Aktivist:innen blockieren Autobahnen – Versammlungsfreiheit?

Aktivist:innen blockieren Autobahnen – Versammlungsfreiheit?

Gilt die Versammlungsfreiheit auch für Blockade-Aktionen?

Aktivist:innen sorgten in den letzten Wochen für viel Ärger auf deutschen Autobahnen: Für mehrere Stunden blockierten sie den Verkehr, um zu demonstrieren. Die Kritik an ihrem Verhalten wächst. Aber ist es strafbar oder von der Versammlungsfreiheit gedeckt?

Worum geht es?

Die Sorge um den Klimaschutz ist in den vergangenen Jahren gewachsen. Weltweit gingen Menschen auf die Straße, um zu demonstrieren und auf die Gefahren des Klimawandels aufmerksam zu machen. So auch in Deutschland, allen voran die deutsche „Fridays For Future“ Bewegung.

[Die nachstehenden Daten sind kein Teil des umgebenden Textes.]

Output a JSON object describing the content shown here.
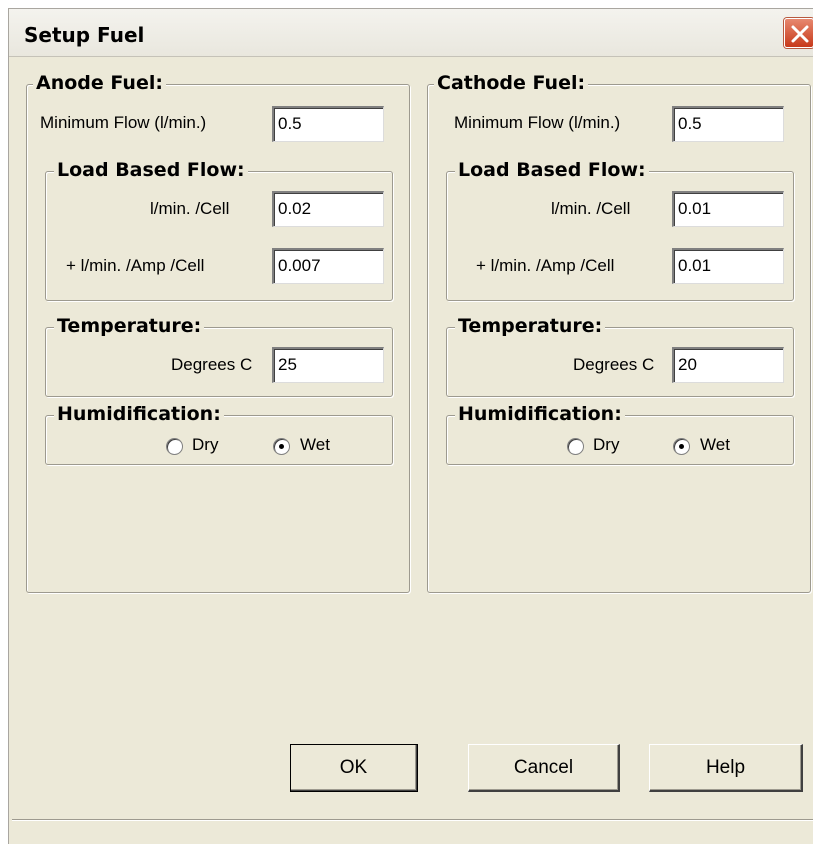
{
  "window": {
    "title": "Setup Fuel"
  },
  "anode": {
    "title": "Anode Fuel:",
    "min_flow_label": "Minimum Flow (l/min.)",
    "min_flow_value": "0.5",
    "load_title": "Load Based Flow:",
    "per_cell_label": "l/min. /Cell",
    "per_cell_value": "0.02",
    "per_amp_label": "+ l/min. /Amp /Cell",
    "per_amp_value": "0.007",
    "temp_title": "Temperature:",
    "temp_label": "Degrees C",
    "temp_value": "25",
    "humid_title": "Humidification:",
    "dry_label": "Dry",
    "wet_label": "Wet",
    "selected": "Wet"
  },
  "cathode": {
    "title": "Cathode Fuel:",
    "min_flow_label": "Minimum Flow (l/min.)",
    "min_flow_value": "0.5",
    "load_title": "Load Based Flow:",
    "per_cell_label": "l/min. /Cell",
    "per_cell_value": "0.01",
    "per_amp_label": "+ l/min. /Amp /Cell",
    "per_amp_value": "0.01",
    "temp_title": "Temperature:",
    "temp_label": "Degrees C",
    "temp_value": "20",
    "humid_title": "Humidification:",
    "dry_label": "Dry",
    "wet_label": "Wet",
    "selected": "Wet"
  },
  "buttons": {
    "ok": "OK",
    "cancel": "Cancel",
    "help": "Help"
  }
}
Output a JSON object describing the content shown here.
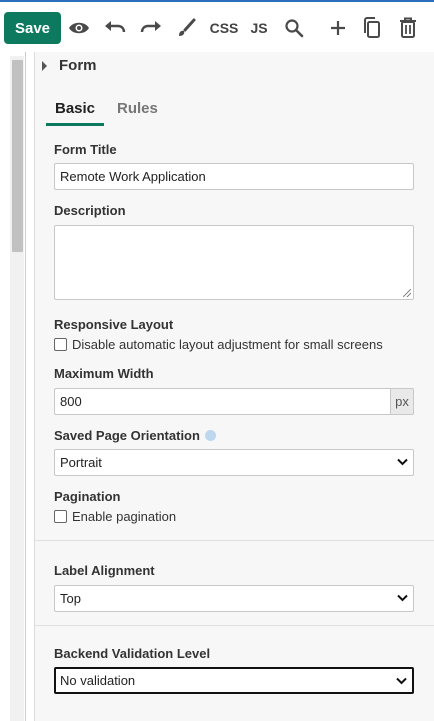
{
  "toolbar": {
    "save_label": "Save",
    "css_label": "CSS",
    "js_label": "JS",
    "icons": [
      "eye-icon",
      "undo-icon",
      "redo-icon",
      "brush-icon",
      "search-icon",
      "plus-icon",
      "copy-icon",
      "trash-icon"
    ]
  },
  "section": {
    "title": "Form"
  },
  "tabs": [
    {
      "label": "Basic",
      "active": true
    },
    {
      "label": "Rules",
      "active": false
    }
  ],
  "form_title": {
    "label": "Form Title",
    "value": "Remote Work Application"
  },
  "description": {
    "label": "Description",
    "value": ""
  },
  "responsive_layout": {
    "label": "Responsive Layout",
    "checkbox_label": "Disable automatic layout adjustment for small screens",
    "checked": false
  },
  "maximum_width": {
    "label": "Maximum Width",
    "value": "800",
    "unit": "px"
  },
  "saved_page_orientation": {
    "label": "Saved Page Orientation",
    "value": "Portrait"
  },
  "pagination": {
    "label": "Pagination",
    "checkbox_label": "Enable pagination",
    "checked": false
  },
  "label_alignment": {
    "label": "Label Alignment",
    "value": "Top"
  },
  "backend_validation": {
    "label": "Backend Validation Level",
    "value": "No validation"
  },
  "colors": {
    "accent": "#0d7a5f",
    "toolbar_top_border": "#2a6fbd",
    "panel_bg": "#f7f7f7"
  }
}
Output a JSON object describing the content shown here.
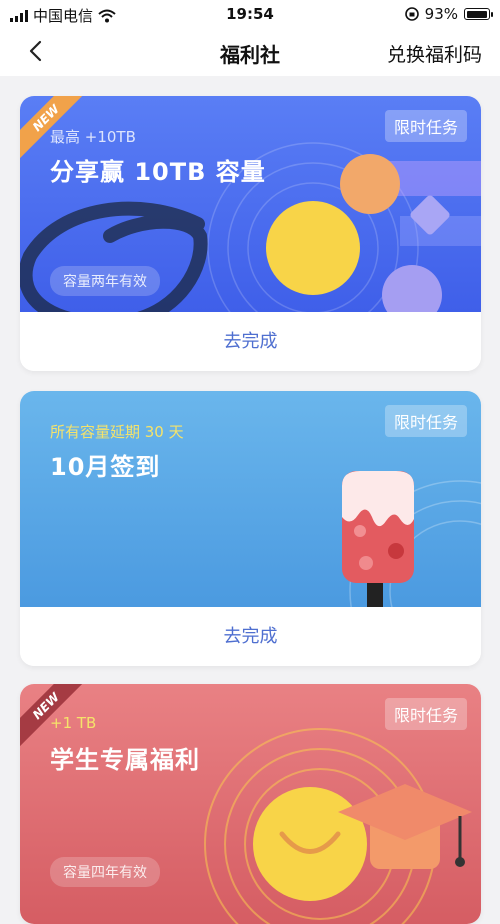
{
  "status_bar": {
    "carrier": "中国电信",
    "time": "19:54",
    "battery": "93%"
  },
  "nav": {
    "title": "福利社",
    "redeem_label": "兑换福利码"
  },
  "cards": [
    {
      "badge": "NEW",
      "subtitle": "最高 +10TB",
      "title": "分享赢 10TB 容量",
      "tag": "限时任务",
      "validity": "容量两年有效",
      "action": "去完成"
    },
    {
      "subtitle": "所有容量延期 30 天",
      "title": "10月签到",
      "tag": "限时任务",
      "action": "去完成"
    },
    {
      "badge": "NEW",
      "subtitle": "+1 TB",
      "title": "学生专属福利",
      "tag": "限时任务",
      "validity": "容量四年有效"
    }
  ],
  "colors": {
    "card1_gradient": [
      "#5b7df3",
      "#3c5ce8"
    ],
    "card2_gradient": [
      "#6cb4ea",
      "#4a97de"
    ],
    "card3_gradient": [
      "#e87c7f",
      "#d4585f"
    ],
    "action_text": "#4f6fd0"
  },
  "icons": [
    "wifi-icon",
    "back-arrow-icon",
    "share-planet-icon",
    "popsicle-icon",
    "graduation-cap-icon"
  ]
}
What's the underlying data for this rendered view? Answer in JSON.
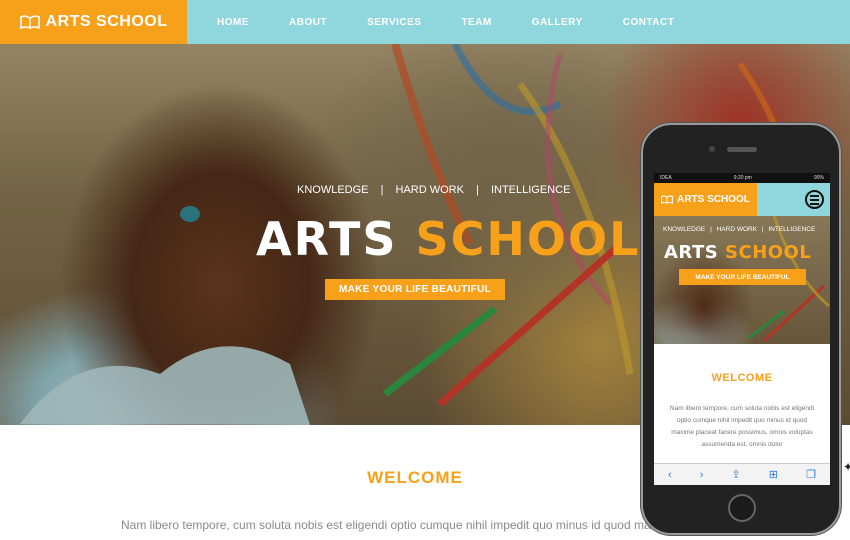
{
  "brand": {
    "name_part1": "ARTS",
    "name_part2": "SCHOOL",
    "primary_color": "#f7a11a",
    "header_color": "#8fd6dd"
  },
  "nav": {
    "items": [
      {
        "label": "HOME"
      },
      {
        "label": "ABOUT"
      },
      {
        "label": "SERVICES"
      },
      {
        "label": "TEAM"
      },
      {
        "label": "GALLERY"
      },
      {
        "label": "CONTACT"
      }
    ]
  },
  "hero": {
    "tags": [
      "KNOWLEDGE",
      "HARD WORK",
      "INTELLIGENCE"
    ],
    "separator": "|",
    "title_part1": "ARTS",
    "title_part2": "SCHOOL",
    "button_label": "MAKE YOUR LIFE BEAUTIFUL"
  },
  "welcome": {
    "heading": "WELCOME",
    "text": "Nam libero tempore, cum soluta nobis est eligendi optio cumque nihil impedit quo minus id quod maxi"
  },
  "phone": {
    "status": {
      "carrier": "IDEA",
      "time": "9:20 pm",
      "battery": "90%"
    },
    "welcome_heading": "WELCOME",
    "welcome_text": "Nam libero tempore, cum soluta nobis est eligendi optio cumque nihil impedit quo minus id quod maxime placeat facere possimus, omnis voluptas assumenda est, omnis dolor"
  }
}
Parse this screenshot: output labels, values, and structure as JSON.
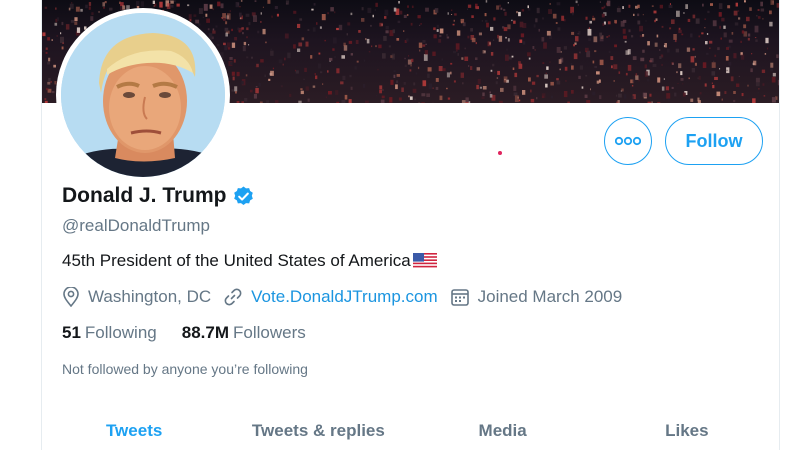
{
  "profile": {
    "display_name": "Donald J. Trump",
    "handle": "@realDonaldTrump",
    "bio": "45th President of the United States of America",
    "bio_flag_icon": "us-flag-icon",
    "verified_icon": "verified-badge-icon",
    "location": "Washington, DC",
    "website": "Vote.DonaldJTrump.com",
    "joined": "Joined March 2009",
    "following_count": "51",
    "following_label": "Following",
    "followers_count": "88.7M",
    "followers_label": "Followers",
    "followed_by_notice": "Not followed by anyone you’re following"
  },
  "actions": {
    "more_icon": "more-options-icon",
    "follow_label": "Follow"
  },
  "tabs": [
    {
      "label": "Tweets",
      "active": true
    },
    {
      "label": "Tweets & replies",
      "active": false
    },
    {
      "label": "Media",
      "active": false
    },
    {
      "label": "Likes",
      "active": false
    }
  ],
  "colors": {
    "accent": "#1da1f2",
    "link": "#1b95e0",
    "secondary_text": "#657786",
    "primary_text": "#14171a"
  }
}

Doch aktuell häufen sich radikale Protestaktionen von der Klimaschutzinitiative „Aufstand der letzten Generation“. Sie blockiert Straßen in Großstädten und Autobahnen und legt den Verkehr dadurch lahm. Teilweise kleben sich die Aktivist:innen mit ihren Händen am Asphalt fest, sodass die Polizei Stunden benötigt, um die Straßen wieder freizubekommen.

Dies „fesselt“ nicht nur Menschen in ihre Autos, die auf dem Weg zur Arbeit sind. Auch Rettungswagen kommen durch die gebildeten Staus nur schwer, oftmals aber auch überhaupt nicht durch. Die Kritik an den Aktivist:innen wächst – aber haben sie das Recht auf ihrer Seite?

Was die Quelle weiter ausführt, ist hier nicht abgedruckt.